One of the most important attributes of a screening test is the ability to detect cancers at relatively early stages, the author point out. The CancerSEEK test demonstrated a median sensitivity of 73% for the most common stage evaluated (Stage II), 78% for Stage III cancers, and lower 43% for Stage I cancers. The sensitivity for the earliest stage cancers (Stage I) was highest for liver cancer (100%) and lowest for esophageal cancer (20%).

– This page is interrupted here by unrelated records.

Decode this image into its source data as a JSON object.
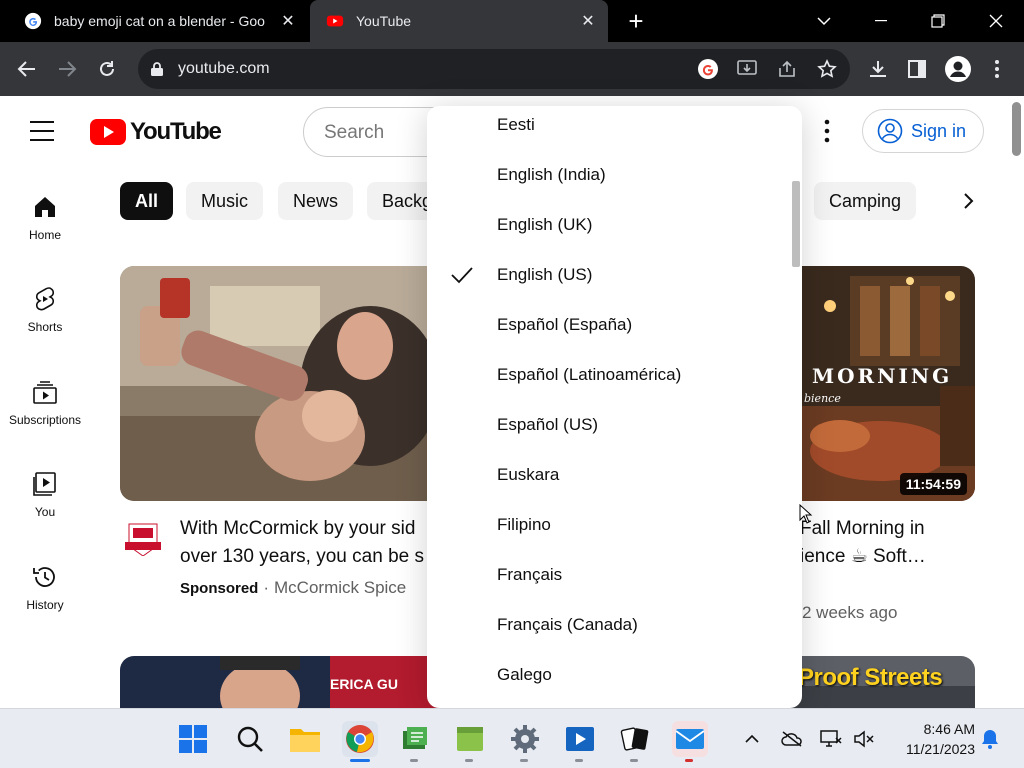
{
  "browser": {
    "tabs": [
      {
        "title": "baby emoji cat on a blender - Goo",
        "favicon": "google-g-icon",
        "close": "✕"
      },
      {
        "title": "YouTube",
        "favicon": "youtube-icon",
        "close": "✕"
      }
    ],
    "new_tab": "+",
    "address": "youtube.com"
  },
  "youtube": {
    "logo_text": "YouTube",
    "search_placeholder": "Search",
    "sign_in": "Sign in",
    "nav": [
      {
        "label": "Home",
        "icon": "home-icon"
      },
      {
        "label": "Shorts",
        "icon": "shorts-icon"
      },
      {
        "label": "Subscriptions",
        "icon": "subscriptions-icon"
      },
      {
        "label": "You",
        "icon": "you-icon"
      },
      {
        "label": "History",
        "icon": "history-icon"
      }
    ],
    "chips": [
      "All",
      "Music",
      "News",
      "Backg",
      "Camping"
    ],
    "videos": [
      {
        "title_line1": "With McCormick by your sid",
        "title_line2": "over 130 years, you can be s",
        "sponsored": "Sponsored",
        "separator": "·",
        "channel": "McCormick Spice"
      },
      {
        "title_line1": "Fall Morning in",
        "title_line2": "ience ☕ Soft…",
        "meta": "2 weeks ago",
        "duration": "11:54:59",
        "thumb_text": "MORNING",
        "thumb_sub": "bience"
      }
    ],
    "bottom_thumbs": {
      "left_text": "ERICA GU",
      "right_text": "Proof Streets"
    }
  },
  "language_menu": {
    "selected": "English (US)",
    "items": [
      "Eesti",
      "English (India)",
      "English (UK)",
      "English (US)",
      "Español (España)",
      "Español (Latinoamérica)",
      "Español (US)",
      "Euskara",
      "Filipino",
      "Français",
      "Français (Canada)",
      "Galego"
    ]
  },
  "taskbar": {
    "time": "8:46 AM",
    "date": "11/21/2023"
  }
}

The researchers also wanted to be able to use the test results to predict the site of a tumor. “One limitation of liquid biopsies is their inability to determine the cancer type in patients who test positive, which poses challenges for clinical follow-up,” they note. The team developed a supervised machine learning approach to predict the underlying cancer type in patients with positive test results. “A novelty of our classification method is that it combines the probability of observing various DNA mutations together with the levels of several proteins in order to make the final call,” explains Christian Tomasetti, Ph.D., associate professor of oncology and biostatistics, who developed the algorithm.
The algorithm took into account the circulating tumor DNA (ctDNA) and protein biomarker levels as well as the patient’s gender. When applied to the cancer patients who scored positive with a CancerSEEK test, and without any clinical information, the algorithm correctly localized the source of the cancer to two anatomic sites in 83% of patients, and was accurate down to a single organ in a median of 63% of patients. “The accuracy of prediction varied with tumor type; it was highest for colorectal cancers and lowest for lung cancers,” the authors write.
“Our study lays the conceptual and practical foundation for a single, multi-analyte blood test for cancers of many types,” the authors concluded. “This has the potential to substantially impact patients,” states Anne Marie Lennon, M.D., Ph.D., associate professor of medicine, surgery, and radiology, clinical director of gastroenterology, and director of the Multidisciplinary Pancreatic Cyst Program. “Earlier detection provides many ways to improve outcomes for patients. Optimally, cancers would be detected early enough that they could be cured by surgery alone, but even cancers that are not curable by surgery alone will respond better to systemic therapies when there is less advanced disease.”
“Many of the most promising cancer treatments we have today only benefit a small minority of cancer patients, and we consider them major breakthroughs. If we are going to make progress in early cancer detection, we have to begin looking at it in a more realistic way, recognizing that no test will detect all cancers,” added Vogelstein.